Bien sûr, et à ce titre, les échéances prévues pour 2007 pourraient en faire une année décisive, avec des moments forts, dépassant le niveau des poussées de fièvre à la Hirschhorn ou celui des rocades de chefs et directeurs. Pour l’heure, il n’y a pas vraiment de discours sur la politique culturelle au plan fédéral, mais cela va changer avec la discussion sur les deux projets de loi déjà évoqués. Dans les cantons, il y a peu de connaisseurs capables de penser à haute voix sur la culture, bien qu’elle soit du ressort des états fédérés. Au plan local, il y a des gens qui s’engagent effectivement mais qui n’ont pas le pouvoir de faire des lois, tout juste celui, ô combien vital, de voter des budgets et subventions ou des crédits de construction et de rénovation.

Comment voyez-vous l’adaptation de la gauche au changement du monde, à la mentalité économistique ?

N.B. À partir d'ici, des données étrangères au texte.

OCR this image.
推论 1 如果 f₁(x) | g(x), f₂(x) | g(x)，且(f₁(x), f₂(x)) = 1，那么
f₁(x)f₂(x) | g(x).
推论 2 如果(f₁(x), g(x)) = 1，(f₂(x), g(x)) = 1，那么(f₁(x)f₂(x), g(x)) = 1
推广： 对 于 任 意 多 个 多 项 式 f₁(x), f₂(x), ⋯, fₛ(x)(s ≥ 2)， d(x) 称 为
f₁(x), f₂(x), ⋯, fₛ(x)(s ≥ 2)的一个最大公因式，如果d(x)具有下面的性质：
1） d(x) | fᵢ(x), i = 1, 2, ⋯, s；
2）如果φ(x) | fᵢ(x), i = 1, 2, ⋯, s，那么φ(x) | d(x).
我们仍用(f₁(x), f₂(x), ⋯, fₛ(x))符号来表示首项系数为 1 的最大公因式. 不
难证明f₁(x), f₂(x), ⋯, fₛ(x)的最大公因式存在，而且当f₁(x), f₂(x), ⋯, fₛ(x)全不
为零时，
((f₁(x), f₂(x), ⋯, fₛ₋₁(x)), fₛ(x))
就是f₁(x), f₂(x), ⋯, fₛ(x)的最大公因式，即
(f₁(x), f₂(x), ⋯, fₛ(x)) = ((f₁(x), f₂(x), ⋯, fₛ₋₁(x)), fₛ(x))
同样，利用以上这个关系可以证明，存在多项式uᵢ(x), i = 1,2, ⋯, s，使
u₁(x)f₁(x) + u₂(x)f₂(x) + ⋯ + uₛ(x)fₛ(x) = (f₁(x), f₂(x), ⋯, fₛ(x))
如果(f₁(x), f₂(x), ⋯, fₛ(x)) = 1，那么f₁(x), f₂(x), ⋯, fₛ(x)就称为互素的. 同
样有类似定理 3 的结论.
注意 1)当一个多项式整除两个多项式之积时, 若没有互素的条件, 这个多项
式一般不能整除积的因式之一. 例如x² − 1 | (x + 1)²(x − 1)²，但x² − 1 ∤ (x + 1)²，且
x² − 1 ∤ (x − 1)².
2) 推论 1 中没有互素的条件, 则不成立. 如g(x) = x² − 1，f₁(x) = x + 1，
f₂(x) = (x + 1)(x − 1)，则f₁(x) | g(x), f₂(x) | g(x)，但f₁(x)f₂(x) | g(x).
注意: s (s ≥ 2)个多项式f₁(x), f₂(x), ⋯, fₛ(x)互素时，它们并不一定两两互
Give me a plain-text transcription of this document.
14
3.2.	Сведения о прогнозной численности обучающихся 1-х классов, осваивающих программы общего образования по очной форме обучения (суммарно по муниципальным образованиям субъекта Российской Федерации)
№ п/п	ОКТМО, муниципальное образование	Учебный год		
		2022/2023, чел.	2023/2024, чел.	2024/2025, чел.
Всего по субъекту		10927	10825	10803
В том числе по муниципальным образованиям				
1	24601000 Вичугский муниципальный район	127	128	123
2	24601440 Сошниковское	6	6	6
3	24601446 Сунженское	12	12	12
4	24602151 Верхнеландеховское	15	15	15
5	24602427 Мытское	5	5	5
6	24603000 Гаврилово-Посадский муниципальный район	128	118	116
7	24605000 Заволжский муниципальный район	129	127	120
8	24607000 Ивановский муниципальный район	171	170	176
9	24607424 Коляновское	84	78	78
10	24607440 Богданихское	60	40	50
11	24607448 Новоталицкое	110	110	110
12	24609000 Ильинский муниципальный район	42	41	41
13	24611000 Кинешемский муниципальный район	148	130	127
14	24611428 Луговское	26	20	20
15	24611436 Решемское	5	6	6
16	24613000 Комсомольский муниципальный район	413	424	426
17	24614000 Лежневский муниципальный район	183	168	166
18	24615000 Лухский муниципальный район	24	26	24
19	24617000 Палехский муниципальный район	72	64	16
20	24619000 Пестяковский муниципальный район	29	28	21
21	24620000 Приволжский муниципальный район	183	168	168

La gauche syndicale a progressé en s’axant tout naturellement sur la défense des acquis. La gauche politique – à laquelle j’appartiens – a mieux incorporé la dimension écologique. Si le débat sur l’opportunité de réduire la croissance à zéro s’était prolongé, il aurait pu faire éclater le parti socialiste. Mais ce risque a disparu avec la croissance économique elle-même, absente de Suisse pendant de longues années. Actuellement, tout le monde se réjouit de voir arriver la reprise tant attendue.

Et au plan fédéral, comment les partis se positionnent-ils par rapport à la culture ?

Malgré certaines attentes – dont la mienne ! – la gauche peine à tenir un discours général sur l’essence et l’importance de la culture. Mais elle l’encourage avec constance, en général et dans les cas particuliers, comme celui de l’exposition de Thomas Hirschhorn au Centre culturel suisse de Paris. Dans cette affai­re, les radicaux, qui s’appellent libéraux en allemand, ont aussi soutenu fermement Pro Helvetia, tout comme leur conseiller fédéral et « ministre de la Culture » Pascal Couchepin. À l’inverse, les démocrates-chrétiens se retrouvent traditionnellement du côté des « censeurs ». En fait, les partis gouvernementaux semblent peu enclins à se positionner en matière de politique culturelle. D’abord pour cause de non-compétence prioritaire au niveau fédéral, mais aussi en raison du pluralisme des langues. En littérature et art dramatique par exemple, les barrières linguistiques demeurent élevées. Il est moins difficile pour une compagnie de théâtre romande de tourner en France qu’outre-Sarine. Cela va mieux dans la musique improvisée ou la danse contemporaine. Et que dire de la défense de la francophonie, instrument culturel de la politique extérieure de nos voisins français ? Les Alémaniques, qui n’ont rien d’analogue dans le domaine germanophone, chipotent périodiquement à propos de la modeste ligne budgétaire, inscrite au Département des affaires étrangères, qui permet à la Suisse de contribuer à la défense et illustration de la langue française.

Vous dites avoir d’abord été initiée à la musique. Comment ont évolué vos goûts au fil des ans ?

Pendant longtemps en effet, mes préférences allaient clairement vers les musiques – classiques et actuelles, d’ici et d’ailleurs – et du côté de la littérature, française ou allemande. Les années ont diversifié mes goûts, qui vont aussi désormais aussi aux expressions contemporaines de la danse et des arts visuels. Elles sont d’une grande richesse d’invention et se servent avec habileté de techniques nouvelles dont l’avenir confirmera, ou pas, les étonnantes ressources.